STAFF NEWS & ANALYSIS
China's Big Bet: Authoritarianism Versus Economic Freedom
By Staff News & Analysis - May 31, 2013

Tiananmen group condemns Chinese leader Xi Jinping … Relatives of victims of the 1989 Tiananmen killings have criticised Chinese President Xi Jinping for failing to initiate political reform. The open letter, from the Tiananmen Mothers group, came ahead of the 4 June anniversary of the crackdown. It also came as Mr Xi departed for a tour of Latin America and the Caribbean that will culminate in a summit with US President Barack Obama. – BBC

Dominant Social Theme: Let freedom ring?

Free-Market Analysis: We recently wrote an article on the emergent freedom gambit of the ChiComs and how it was really a gamble of some desperation. You can read our article here:

Elite Retreat: Now Chinese Leaders Plot a Freedom Reformation!

It is a gamble because the Chinese economy is not healthy by any account, from what we can tell.

The dominant social theme was to be one of the Chinese "capitalist" miracle but the reality is more like a Potemkin Village, with the ChiComs controlling most of the real economic levers from behind the scenes.

Now, with the economy badly distorted and exports in tatters, the Chicoms have announced a further relaxation of controls and an increased efflorescence of capitalism. The idea apparently is that "freedom" will stimulate the domestic demand that is supposed to substitute for overseas sales that have diminished considerably.

Impressed by the boldness of this announcement, we commented:

What to do? What to do? Well, unexpectedly – a kind of masterstroke – the ChiCom leaders have decided to do the one thing they CAN do. Liberalize the economy. The last wretched vestiges of communism – within certain limits of course – are to be cleared away. A vital domestic economy is to be substituted for a more authoritarian export-oriented one.

It is a breathtaking gamble because no closed society can long survive true gusts of economic freedom. By taking this action, the ChiComs are taking an incredible risk that economic power-to-the-people will spread eventually to the political sphere.

In our view, this is both noble and desperate. The leadership is trying to do something that has likely never been done in history; they are creating economic freedom without evolving similar political conditions.

Almost on the heels of this commentary comes confirmation that the ChiComs have recognized just this dilemma and are doing everything they can to counteract it (see BBC excerpt at beginning of this article).

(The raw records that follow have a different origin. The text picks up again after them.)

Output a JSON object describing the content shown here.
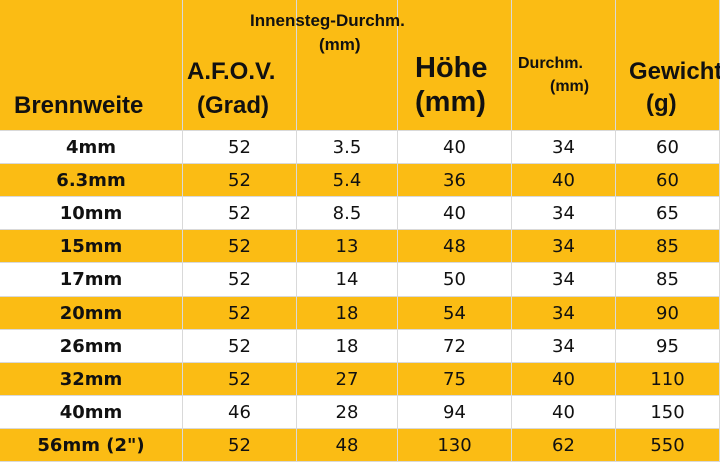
{
  "header": {
    "col0": "Brennweite",
    "col1_line1": "A.F.O.V.",
    "col1_line2": "(Grad)",
    "col2_line1": "Innensteg-Durchm.",
    "col2_line2": "(mm)",
    "col3_line1": "Höhe",
    "col3_line2": "(mm)",
    "col4_line1": "Durchm.",
    "col4_line2": "(mm)",
    "col5_line1": "Gewicht",
    "col5_line2": "(g)"
  },
  "rows": [
    [
      "4mm",
      "52",
      "3.5",
      "40",
      "34",
      "60"
    ],
    [
      "6.3mm",
      "52",
      "5.4",
      "36",
      "40",
      "60"
    ],
    [
      "10mm",
      "52",
      "8.5",
      "40",
      "34",
      "65"
    ],
    [
      "15mm",
      "52",
      "13",
      "48",
      "34",
      "85"
    ],
    [
      "17mm",
      "52",
      "14",
      "50",
      "34",
      "85"
    ],
    [
      "20mm",
      "52",
      "18",
      "54",
      "34",
      "90"
    ],
    [
      "26mm",
      "52",
      "18",
      "72",
      "34",
      "95"
    ],
    [
      "32mm",
      "52",
      "27",
      "75",
      "40",
      "110"
    ],
    [
      "40mm",
      "46",
      "28",
      "94",
      "40",
      "150"
    ],
    [
      "56mm (2\")",
      "52",
      "48",
      "130",
      "62",
      "550"
    ]
  ],
  "colors": {
    "accent": "#fbbc14",
    "row_light": "#ffffff"
  }
}
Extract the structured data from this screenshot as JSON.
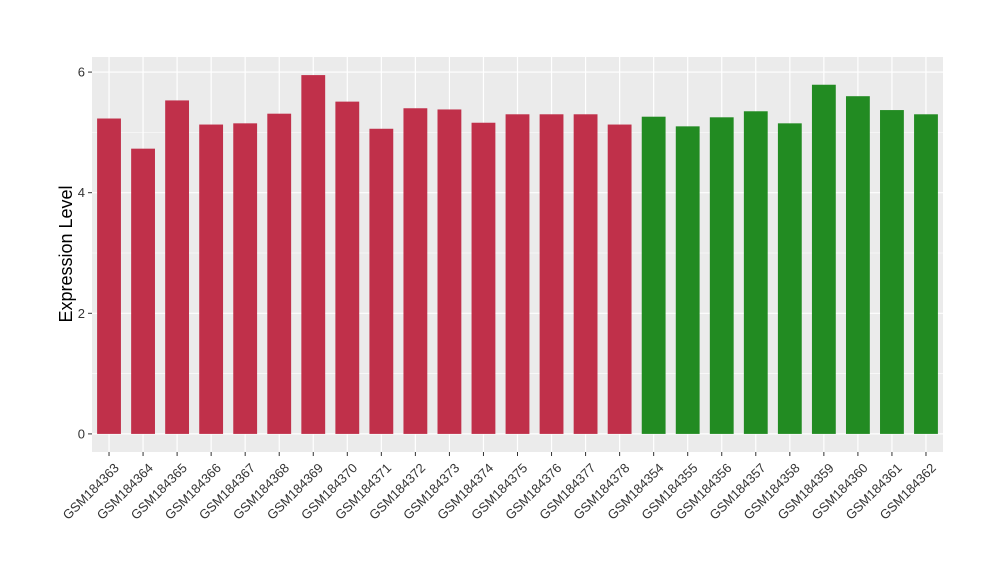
{
  "chart_data": {
    "type": "bar",
    "title": "",
    "xlabel": "",
    "ylabel": "Expression Level",
    "ylim": [
      -0.3,
      6.25
    ],
    "yticks": [
      0,
      2,
      4,
      6
    ],
    "grid": true,
    "categories": [
      "GSM184363",
      "GSM184364",
      "GSM184365",
      "GSM184366",
      "GSM184367",
      "GSM184368",
      "GSM184369",
      "GSM184370",
      "GSM184371",
      "GSM184372",
      "GSM184373",
      "GSM184374",
      "GSM184375",
      "GSM184376",
      "GSM184377",
      "GSM184378",
      "GSM184354",
      "GSM184355",
      "GSM184356",
      "GSM184357",
      "GSM184358",
      "GSM184359",
      "GSM184360",
      "GSM184361",
      "GSM184362"
    ],
    "values": [
      5.23,
      4.73,
      5.53,
      5.13,
      5.15,
      5.31,
      5.95,
      5.51,
      5.06,
      5.4,
      5.38,
      5.16,
      5.3,
      5.3,
      5.3,
      5.13,
      5.26,
      5.1,
      5.25,
      5.35,
      5.15,
      5.79,
      5.6,
      5.37,
      5.3
    ],
    "colors": [
      "#c0304a",
      "#c0304a",
      "#c0304a",
      "#c0304a",
      "#c0304a",
      "#c0304a",
      "#c0304a",
      "#c0304a",
      "#c0304a",
      "#c0304a",
      "#c0304a",
      "#c0304a",
      "#c0304a",
      "#c0304a",
      "#c0304a",
      "#c0304a",
      "#228b22",
      "#228b22",
      "#228b22",
      "#228b22",
      "#228b22",
      "#228b22",
      "#228b22",
      "#228b22",
      "#228b22"
    ],
    "panel_background": "#ebebeb",
    "grid_color": "#ffffff"
  }
}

Once considerable freedom is introduced into society it is increasingly difficult to control the evolution. It creates entropy. It will take its course. The BBC article shows quite clearly that the ChiComs are prepared for this eventuality and are determined to fight it.

Here's more:

The group accused Mr Xi of "giant steps backwards towards Maoist orthodoxy". Mr Xi was named Communist Party leader in November 2012 and president in March 2013, replacing Hu Jintao. 'Despair' The Tiananmen Mothers are a high-profile group of relatives of those who died when the military moved in to end student pro-democracy protests in Beijing.

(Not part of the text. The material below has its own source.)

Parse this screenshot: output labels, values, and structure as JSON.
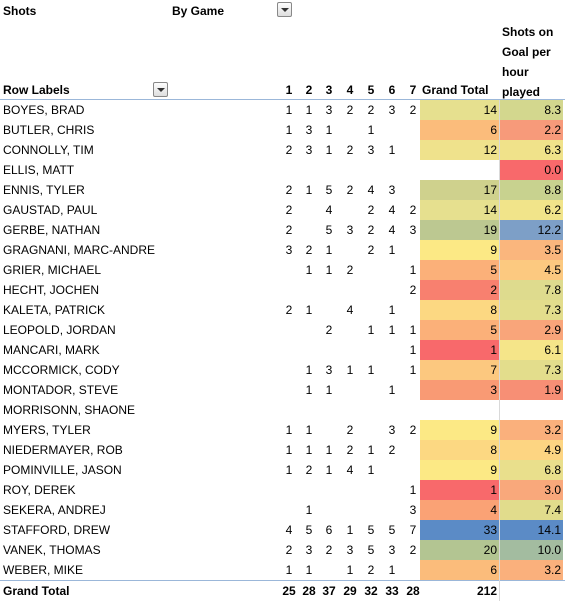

They want the government to re-examine the events, release information about those who died and compensate relatives. Since taking power, they wrote, Xi Jinping had not publicly reflected on or held anyone accountable for "sins committed" under past leaders.

Instead, they wrote, he had mixed together "things that were most unpopular and most in need of repudiation" under Mao Zedong and Deng Xiaoping. "This has caused those individuals who originally harboured hopes in him in carrying out political reform to fall into sudden disappointment and despair," they said.

Since taking power Mr Xi has launched a high-profile campaign against official corruption, but his administration also appears to be intensifying online censorship, closing social media accounts of influential opponents.

And so the trap closes … as we observe this two-part approach. Liberalize the financial economy and further reduce the flexibility of the political one. It is all too predictable and it is being done elsewhere as well.

From our point of view, the policies and behaviors of US elites increasingly parallel what is going on in China. And this is probably no accident. We've written several recent analyses showing how economies and currencies are being "evened out" around the world.

Globalists and top central bankers have made it clear that they intend to create an increasingly animated internationalism that may include some sort of worldwide currency. But in addition to evening out currency values and economic vitality, those who try to organize these vast human evolutions intend to create sociopolitical similarities between large economies.

What is being created in China is a kind of corporatism – a neo-fascism – that will include government domination of the levers of financial control and a managed economy beneath of quasi-free business entities of great size and heft. Beneath this structure, the mass of humanity will struggle for a living amidst punitive taxes, Draconian regulation, monetary inflation and general penal dirigisme.

China is evolving in this direction, and the EU, too. And unfortunately, there are similar currents sweeping through the US. It was all foretold in 1984 and it is meant to be seen as irreversible.

After Thoughts

Yet, perhaps, as we point out most every day, it is not. Or not yet, anyway.